Mixed data with both categorical and continuous features are ubiquitous in real-world applications. Learning a good representation of mixed data is critical yet challenging for further learning tasks. Existing methods for representing mixed data often overlook the heterogeneous coupling relationships between categorical and continuous features as well as the discrimination between objects. To address these issues, we propose an auto-instructive representation learning scheme to enable margin-enhanced distance metric learning for a discrimination-enhanced representation. Accordingly, we design a metric-based auto-instructor (MAI) model which consists of two collaborative instructors. Each instructor captures the feature-level couplings in mixed data with fully connected networks, and guides the infinite-margin metric learning for the peer instructor with a contrastive order. By feeding the learned representation into both partition-based and density-based clustering methods, our experiments on eight UCI datasets show highly significant learning performance improvement and much more distinguishable visualization outcomes over the baseline methods.

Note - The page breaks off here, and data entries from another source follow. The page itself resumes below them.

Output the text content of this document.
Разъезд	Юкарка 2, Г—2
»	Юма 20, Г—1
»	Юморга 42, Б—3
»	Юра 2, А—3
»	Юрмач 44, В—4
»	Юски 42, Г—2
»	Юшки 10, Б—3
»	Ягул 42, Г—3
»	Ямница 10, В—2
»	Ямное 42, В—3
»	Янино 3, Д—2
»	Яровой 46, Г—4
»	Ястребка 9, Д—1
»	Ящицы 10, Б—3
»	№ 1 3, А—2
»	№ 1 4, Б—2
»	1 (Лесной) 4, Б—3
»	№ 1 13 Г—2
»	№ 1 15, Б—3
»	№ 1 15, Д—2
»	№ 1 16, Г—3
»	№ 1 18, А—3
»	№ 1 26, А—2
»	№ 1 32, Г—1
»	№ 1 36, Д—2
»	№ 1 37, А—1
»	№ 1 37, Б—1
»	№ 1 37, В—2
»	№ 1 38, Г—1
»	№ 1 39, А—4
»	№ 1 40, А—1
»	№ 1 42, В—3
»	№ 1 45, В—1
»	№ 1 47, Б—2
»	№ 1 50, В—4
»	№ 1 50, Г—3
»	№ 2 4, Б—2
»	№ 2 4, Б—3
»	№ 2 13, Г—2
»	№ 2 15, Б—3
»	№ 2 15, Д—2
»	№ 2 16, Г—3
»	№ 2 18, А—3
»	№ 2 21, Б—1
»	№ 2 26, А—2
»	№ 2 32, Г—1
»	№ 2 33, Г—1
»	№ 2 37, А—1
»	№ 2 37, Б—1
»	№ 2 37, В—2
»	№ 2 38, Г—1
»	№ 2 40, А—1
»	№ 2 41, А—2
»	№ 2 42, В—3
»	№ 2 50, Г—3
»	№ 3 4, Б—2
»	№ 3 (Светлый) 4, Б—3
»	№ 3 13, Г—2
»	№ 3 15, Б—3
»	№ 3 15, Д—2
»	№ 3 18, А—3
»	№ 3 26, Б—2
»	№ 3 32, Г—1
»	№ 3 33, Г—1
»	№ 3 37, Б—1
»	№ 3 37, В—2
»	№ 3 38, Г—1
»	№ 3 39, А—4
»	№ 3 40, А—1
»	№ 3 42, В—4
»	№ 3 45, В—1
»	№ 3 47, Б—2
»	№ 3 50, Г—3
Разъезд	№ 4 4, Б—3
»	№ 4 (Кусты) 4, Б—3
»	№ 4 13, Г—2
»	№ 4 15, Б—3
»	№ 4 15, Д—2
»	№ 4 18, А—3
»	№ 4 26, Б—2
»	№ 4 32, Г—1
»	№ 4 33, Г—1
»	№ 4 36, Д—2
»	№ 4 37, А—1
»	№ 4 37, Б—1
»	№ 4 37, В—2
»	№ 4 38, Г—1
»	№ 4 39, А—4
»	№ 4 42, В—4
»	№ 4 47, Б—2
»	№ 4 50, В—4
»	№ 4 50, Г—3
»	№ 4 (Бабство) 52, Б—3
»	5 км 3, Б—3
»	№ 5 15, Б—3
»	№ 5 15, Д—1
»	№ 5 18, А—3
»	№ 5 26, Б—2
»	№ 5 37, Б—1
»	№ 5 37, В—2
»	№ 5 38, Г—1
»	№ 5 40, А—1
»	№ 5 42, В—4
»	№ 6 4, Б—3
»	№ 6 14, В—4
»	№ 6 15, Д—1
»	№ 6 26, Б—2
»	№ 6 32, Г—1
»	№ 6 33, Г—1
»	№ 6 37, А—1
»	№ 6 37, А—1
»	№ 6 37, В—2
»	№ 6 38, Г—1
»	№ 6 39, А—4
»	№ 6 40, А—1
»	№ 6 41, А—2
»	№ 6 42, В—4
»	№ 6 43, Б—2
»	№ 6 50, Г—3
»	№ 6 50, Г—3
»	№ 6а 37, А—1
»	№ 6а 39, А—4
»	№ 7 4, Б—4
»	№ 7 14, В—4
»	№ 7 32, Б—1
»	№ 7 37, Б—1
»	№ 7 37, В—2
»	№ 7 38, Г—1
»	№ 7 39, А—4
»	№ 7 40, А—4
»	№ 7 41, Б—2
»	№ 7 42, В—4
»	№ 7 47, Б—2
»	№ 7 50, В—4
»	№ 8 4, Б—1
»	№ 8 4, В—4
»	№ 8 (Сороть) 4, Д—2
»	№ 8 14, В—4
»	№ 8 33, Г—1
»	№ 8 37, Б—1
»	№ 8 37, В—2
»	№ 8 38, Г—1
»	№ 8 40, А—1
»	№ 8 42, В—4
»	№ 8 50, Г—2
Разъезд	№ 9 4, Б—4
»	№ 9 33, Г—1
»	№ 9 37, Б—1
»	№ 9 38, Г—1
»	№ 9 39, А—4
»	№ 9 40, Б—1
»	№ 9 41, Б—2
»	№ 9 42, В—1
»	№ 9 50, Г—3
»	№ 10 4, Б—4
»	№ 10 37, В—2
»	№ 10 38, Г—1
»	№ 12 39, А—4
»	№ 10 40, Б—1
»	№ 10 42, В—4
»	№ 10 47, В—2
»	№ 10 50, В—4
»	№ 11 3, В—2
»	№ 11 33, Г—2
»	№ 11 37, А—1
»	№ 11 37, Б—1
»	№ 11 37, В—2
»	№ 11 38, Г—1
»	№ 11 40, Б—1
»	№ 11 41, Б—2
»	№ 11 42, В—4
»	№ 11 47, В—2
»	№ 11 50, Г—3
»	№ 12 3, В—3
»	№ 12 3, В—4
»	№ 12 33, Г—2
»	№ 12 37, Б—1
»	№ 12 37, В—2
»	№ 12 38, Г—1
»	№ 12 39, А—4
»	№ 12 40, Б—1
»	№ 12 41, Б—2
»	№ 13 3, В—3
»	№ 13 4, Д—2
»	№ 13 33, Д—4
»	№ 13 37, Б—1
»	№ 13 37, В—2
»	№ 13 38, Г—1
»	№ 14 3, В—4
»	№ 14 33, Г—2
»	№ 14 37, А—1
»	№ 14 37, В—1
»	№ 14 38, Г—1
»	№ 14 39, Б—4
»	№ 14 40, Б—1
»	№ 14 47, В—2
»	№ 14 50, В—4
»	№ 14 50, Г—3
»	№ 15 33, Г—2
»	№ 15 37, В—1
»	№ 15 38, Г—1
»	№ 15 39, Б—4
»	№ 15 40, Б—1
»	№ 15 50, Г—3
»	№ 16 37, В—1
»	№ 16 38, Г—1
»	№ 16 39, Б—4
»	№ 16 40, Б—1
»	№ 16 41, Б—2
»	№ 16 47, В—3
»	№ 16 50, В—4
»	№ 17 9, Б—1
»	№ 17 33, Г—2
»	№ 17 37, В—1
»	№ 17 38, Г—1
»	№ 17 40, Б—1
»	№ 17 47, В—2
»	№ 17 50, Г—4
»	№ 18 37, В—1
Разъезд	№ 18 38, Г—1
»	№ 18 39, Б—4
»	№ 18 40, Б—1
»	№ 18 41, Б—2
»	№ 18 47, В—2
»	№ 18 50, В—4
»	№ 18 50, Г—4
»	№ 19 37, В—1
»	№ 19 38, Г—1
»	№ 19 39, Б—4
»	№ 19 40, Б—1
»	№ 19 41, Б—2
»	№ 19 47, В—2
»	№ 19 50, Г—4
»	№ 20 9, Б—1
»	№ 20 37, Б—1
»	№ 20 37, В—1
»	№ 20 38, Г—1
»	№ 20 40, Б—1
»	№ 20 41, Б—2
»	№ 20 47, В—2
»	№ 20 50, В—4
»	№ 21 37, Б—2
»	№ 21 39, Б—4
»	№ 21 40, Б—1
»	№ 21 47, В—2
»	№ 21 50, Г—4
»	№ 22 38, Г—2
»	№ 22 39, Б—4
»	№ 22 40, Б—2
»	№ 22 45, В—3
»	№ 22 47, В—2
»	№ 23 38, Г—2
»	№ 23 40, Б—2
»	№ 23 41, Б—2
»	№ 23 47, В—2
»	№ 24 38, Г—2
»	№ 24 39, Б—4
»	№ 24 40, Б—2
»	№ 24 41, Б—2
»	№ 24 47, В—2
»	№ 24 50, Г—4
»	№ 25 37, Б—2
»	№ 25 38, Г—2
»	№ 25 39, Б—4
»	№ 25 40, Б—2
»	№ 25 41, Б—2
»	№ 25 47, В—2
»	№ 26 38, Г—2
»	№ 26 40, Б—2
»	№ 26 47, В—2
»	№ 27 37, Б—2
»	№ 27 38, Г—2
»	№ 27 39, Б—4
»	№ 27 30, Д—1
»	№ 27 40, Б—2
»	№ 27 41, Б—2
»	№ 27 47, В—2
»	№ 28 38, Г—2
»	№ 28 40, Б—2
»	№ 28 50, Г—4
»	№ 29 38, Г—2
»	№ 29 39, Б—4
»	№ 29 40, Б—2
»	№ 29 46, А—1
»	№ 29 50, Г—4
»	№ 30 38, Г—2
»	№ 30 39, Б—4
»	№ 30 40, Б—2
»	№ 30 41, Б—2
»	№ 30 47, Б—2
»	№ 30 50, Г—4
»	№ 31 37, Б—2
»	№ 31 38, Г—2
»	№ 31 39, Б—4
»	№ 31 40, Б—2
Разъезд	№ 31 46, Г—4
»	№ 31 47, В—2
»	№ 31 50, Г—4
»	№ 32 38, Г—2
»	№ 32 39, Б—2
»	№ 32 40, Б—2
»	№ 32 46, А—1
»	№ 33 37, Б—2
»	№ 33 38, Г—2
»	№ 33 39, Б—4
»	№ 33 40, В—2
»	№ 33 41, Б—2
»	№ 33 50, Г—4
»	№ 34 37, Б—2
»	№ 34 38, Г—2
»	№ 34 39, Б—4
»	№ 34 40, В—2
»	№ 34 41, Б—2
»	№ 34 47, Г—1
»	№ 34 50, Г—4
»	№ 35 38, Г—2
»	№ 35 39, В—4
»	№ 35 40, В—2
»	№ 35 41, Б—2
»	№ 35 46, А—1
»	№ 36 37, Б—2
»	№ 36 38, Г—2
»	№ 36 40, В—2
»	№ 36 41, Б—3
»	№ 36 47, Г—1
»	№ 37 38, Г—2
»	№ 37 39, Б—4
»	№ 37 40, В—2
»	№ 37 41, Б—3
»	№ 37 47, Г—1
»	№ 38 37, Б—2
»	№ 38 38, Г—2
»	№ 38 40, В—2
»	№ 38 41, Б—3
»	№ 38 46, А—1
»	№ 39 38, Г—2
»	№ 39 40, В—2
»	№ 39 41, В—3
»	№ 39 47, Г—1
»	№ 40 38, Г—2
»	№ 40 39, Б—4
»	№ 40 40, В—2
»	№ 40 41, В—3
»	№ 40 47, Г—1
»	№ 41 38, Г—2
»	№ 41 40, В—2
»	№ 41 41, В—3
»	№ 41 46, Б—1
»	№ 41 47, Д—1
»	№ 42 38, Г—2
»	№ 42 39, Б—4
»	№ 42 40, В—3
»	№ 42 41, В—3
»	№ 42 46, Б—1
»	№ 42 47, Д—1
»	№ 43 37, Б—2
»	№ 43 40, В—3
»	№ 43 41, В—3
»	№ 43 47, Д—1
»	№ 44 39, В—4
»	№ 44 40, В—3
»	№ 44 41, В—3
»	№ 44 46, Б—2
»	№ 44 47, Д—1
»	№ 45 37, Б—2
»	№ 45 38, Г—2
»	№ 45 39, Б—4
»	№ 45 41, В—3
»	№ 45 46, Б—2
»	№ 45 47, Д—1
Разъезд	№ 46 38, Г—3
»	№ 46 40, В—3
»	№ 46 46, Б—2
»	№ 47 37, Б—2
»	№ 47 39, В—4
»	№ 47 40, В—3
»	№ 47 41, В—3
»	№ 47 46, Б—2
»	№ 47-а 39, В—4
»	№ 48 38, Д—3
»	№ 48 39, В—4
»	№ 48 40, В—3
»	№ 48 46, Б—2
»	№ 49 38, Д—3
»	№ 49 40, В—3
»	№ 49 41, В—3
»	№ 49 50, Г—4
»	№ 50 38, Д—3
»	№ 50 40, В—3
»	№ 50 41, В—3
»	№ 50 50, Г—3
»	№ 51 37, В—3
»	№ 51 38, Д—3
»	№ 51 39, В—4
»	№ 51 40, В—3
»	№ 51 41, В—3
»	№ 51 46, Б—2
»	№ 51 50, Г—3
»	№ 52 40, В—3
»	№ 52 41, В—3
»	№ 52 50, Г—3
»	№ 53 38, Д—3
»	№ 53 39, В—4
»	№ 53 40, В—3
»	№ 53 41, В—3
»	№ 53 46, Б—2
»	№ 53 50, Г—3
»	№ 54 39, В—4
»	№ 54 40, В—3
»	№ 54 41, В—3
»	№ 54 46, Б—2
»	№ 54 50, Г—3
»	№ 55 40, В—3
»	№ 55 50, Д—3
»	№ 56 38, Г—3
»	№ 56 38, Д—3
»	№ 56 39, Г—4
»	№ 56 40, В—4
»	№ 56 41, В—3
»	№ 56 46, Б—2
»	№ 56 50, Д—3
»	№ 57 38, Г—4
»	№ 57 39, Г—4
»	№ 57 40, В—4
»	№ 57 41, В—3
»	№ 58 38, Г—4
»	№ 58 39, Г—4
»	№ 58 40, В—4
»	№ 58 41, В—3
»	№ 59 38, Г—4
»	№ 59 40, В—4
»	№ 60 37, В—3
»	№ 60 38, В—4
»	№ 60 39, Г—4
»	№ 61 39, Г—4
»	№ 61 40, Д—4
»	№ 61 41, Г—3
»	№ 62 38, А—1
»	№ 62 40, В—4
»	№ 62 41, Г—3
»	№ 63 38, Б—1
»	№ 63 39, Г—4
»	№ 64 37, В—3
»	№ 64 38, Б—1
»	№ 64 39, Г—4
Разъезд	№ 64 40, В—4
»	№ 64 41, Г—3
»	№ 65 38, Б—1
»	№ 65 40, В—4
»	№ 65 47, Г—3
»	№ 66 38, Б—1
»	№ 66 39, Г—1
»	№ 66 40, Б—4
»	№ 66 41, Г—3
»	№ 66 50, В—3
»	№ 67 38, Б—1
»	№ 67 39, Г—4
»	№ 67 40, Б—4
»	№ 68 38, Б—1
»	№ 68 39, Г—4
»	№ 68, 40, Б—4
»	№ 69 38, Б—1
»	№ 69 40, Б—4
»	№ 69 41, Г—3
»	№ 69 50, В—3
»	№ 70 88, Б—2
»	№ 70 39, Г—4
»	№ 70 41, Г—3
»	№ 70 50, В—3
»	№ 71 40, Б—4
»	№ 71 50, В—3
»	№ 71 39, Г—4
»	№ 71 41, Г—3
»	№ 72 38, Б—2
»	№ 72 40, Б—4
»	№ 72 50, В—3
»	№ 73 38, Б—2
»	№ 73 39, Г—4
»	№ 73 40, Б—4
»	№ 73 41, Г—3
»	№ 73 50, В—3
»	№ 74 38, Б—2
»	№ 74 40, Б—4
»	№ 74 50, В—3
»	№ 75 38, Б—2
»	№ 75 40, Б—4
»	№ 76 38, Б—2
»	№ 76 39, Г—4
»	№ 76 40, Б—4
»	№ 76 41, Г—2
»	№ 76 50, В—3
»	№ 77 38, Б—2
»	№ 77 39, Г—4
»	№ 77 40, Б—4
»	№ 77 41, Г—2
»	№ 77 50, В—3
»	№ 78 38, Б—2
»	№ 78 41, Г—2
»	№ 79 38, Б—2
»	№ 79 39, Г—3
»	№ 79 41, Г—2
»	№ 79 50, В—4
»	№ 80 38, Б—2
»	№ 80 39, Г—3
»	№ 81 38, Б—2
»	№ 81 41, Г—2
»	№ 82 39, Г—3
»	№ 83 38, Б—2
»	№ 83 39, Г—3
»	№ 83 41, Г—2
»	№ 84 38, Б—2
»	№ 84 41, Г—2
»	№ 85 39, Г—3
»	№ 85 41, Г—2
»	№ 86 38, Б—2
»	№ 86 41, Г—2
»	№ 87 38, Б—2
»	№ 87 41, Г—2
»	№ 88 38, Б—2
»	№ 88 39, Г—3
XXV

IJCAI Conference 2017 Conference Paper

Embedding-based Representation of Categorical Data by Hierarchical Value Coupling Learning

  • Songlei Jian
  • Longbing Cao
  • Guansong Pang
  • Kai Lu
  • Hang Gao

Learning the representation of categorical data with hierarchical value coupling relationships is very challenging but critical for the effective analysis and learning of such data. This paper proposes a novel coupled unsupervised categorical data representation (CURE) framework and its instantiation, i. e. , a coupled data embedding (CDE) method, for representing categorical data by hierarchical value-to-value cluster coupling learning. Unlike existing embedding- and similarity-based representation methods which can capture only a part or none of these complex couplings, CDE explicitly incorporates the hierarchical couplings into its embedding representation. CDE first learns two complementary feature value couplings which are then used to cluster values with different granularities. It further models the couplings in value clusters within the same granularity and with different granularities to embed feature values into a new numerical space with independent dimensions. Substantial experiments show that CDE significantly outperforms three popular unsupervised embedding methods and three state-of-the-art similarity-based representation methods.